It does its job well, but it doesn’t do much more than that.
The main workflow w/ Pip is:
- install whatever you need to get your app working
pip freeze > requirements.txt
so the next person can justpip install -r requirements.txt
instead of figuring out the requirements- either edit
requirements.txt
manually to do updates, orpip freeze
again later
There are some issues with this:
- dependencies that are no longer needed tend to stick around since they’re in the requirements.txt
- updating dependencies is a manual process and pretty annoying, especially when different packages have different dependencies
- requirements.txt doesn’t have any structure, so to do something like separating dev vs prod dependencies, you need two (or more) requirements.txt files
It’s totally fine for one-off scripts and whatnot, but it gets pretty annoying when working across multiple repositories on a larger project (i.e. what I do at work with microservices).

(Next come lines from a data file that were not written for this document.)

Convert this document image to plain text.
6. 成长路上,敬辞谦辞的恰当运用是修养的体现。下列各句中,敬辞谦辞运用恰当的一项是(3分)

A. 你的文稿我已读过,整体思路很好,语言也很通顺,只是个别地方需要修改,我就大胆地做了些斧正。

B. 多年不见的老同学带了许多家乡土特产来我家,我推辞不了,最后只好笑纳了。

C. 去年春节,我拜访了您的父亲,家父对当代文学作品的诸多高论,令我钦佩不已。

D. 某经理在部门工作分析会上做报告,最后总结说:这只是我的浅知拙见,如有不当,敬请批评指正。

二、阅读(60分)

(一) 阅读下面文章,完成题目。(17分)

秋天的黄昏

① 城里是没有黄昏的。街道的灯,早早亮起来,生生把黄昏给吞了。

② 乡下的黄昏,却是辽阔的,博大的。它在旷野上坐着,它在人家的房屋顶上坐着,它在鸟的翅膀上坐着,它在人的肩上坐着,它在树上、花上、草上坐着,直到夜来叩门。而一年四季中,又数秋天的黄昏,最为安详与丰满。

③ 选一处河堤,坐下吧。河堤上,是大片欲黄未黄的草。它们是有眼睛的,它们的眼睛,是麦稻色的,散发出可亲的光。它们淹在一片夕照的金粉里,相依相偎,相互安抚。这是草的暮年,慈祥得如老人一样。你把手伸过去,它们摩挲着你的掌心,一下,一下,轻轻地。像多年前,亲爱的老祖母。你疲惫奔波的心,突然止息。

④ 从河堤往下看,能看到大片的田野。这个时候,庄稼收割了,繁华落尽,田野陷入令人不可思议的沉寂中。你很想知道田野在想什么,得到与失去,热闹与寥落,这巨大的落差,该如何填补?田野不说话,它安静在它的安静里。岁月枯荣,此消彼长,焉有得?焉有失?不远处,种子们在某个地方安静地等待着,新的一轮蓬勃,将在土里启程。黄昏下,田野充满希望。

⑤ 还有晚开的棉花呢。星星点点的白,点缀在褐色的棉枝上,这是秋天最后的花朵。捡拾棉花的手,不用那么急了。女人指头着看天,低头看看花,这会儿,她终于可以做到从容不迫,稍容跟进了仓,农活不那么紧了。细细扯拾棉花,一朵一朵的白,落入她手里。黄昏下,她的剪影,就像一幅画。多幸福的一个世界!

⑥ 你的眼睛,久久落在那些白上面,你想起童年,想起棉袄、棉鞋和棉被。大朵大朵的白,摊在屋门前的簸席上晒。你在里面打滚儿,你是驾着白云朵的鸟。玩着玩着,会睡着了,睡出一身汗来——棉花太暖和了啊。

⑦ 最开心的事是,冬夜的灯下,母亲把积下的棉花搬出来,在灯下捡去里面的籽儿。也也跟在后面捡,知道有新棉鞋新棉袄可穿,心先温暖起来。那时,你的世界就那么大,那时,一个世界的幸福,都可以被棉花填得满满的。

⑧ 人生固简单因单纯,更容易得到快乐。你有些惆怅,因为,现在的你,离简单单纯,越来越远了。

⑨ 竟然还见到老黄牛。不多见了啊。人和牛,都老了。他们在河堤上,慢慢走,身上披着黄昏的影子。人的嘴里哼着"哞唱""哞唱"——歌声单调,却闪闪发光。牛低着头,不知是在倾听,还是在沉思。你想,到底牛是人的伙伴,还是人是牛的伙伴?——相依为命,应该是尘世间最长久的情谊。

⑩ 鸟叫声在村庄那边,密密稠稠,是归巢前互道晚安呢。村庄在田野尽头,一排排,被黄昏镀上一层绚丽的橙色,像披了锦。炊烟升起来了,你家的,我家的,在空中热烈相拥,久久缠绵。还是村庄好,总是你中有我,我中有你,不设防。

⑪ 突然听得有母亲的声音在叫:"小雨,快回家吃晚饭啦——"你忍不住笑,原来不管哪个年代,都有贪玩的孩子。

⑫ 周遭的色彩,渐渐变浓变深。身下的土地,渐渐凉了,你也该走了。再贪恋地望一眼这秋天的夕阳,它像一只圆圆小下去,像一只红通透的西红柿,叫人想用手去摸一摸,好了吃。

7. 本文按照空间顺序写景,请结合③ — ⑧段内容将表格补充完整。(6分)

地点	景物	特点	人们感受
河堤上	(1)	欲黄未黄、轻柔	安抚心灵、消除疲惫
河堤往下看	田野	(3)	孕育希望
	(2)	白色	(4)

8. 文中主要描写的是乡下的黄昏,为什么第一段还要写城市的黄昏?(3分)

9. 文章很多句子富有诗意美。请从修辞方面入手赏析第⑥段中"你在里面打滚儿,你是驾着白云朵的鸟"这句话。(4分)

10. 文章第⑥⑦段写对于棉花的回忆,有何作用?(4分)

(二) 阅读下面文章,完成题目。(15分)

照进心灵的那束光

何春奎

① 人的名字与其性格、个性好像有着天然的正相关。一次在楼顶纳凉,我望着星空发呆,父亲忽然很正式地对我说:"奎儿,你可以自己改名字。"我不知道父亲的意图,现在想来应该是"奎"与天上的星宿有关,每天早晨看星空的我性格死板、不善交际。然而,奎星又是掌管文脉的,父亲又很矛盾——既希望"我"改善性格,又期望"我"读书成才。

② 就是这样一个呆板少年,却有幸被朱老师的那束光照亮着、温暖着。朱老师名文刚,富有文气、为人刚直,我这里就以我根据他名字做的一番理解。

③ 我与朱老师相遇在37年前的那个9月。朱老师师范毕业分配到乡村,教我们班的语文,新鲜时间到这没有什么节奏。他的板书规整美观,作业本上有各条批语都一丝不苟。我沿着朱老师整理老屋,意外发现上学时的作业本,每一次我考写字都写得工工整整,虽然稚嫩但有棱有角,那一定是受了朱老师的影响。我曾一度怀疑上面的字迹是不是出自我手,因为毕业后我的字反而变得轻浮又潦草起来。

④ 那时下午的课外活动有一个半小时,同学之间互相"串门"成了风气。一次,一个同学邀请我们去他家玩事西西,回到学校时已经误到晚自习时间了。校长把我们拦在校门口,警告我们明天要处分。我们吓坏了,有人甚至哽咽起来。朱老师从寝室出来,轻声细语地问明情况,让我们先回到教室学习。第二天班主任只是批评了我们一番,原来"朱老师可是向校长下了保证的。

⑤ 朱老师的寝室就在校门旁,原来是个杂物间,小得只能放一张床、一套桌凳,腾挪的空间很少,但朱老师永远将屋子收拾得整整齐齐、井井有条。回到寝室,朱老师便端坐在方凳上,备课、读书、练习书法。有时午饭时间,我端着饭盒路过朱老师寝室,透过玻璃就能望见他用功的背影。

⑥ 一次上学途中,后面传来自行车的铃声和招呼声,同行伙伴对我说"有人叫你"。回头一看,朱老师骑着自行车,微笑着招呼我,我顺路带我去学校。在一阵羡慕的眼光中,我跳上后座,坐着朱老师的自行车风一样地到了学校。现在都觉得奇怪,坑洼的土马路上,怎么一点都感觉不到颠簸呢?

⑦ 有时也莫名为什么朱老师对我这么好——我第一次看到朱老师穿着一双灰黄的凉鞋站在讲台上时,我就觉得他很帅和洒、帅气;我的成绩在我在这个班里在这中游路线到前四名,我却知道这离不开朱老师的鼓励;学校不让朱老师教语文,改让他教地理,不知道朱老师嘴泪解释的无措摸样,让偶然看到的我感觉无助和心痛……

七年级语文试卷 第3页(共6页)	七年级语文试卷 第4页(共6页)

Poetry improves this in a few ways:
- poetry.lock - similar to requirements.txt, in that it locks all dependencies to specific versions
- pyproject.toml - lists only your direct dependencies and certain exceptions (i.e. if you want to force a specific dependency version)
- package groups - we tend to have local (linters and whatnot), test (deps for unit tests), and the default group (prod deps), so you can install only what you need (e.g. our CI uses test, prod uses no groups, and local uses everything)
There’s a simple command to update all dependencies, and another command to try to add a dependency with minimal impact. It makes doing package updates a lot nicer, and I can easily compare direct dependencies between repositories since there’s minimal noise in the pyproject.toml (great when doing bulk updates of some critical dependency).
TL;DR - pip is fine for small projects, alternatives are nice when dealing with large, complex projects because it gives you nicer control over dependencies.
Good to know, thank you for educating me!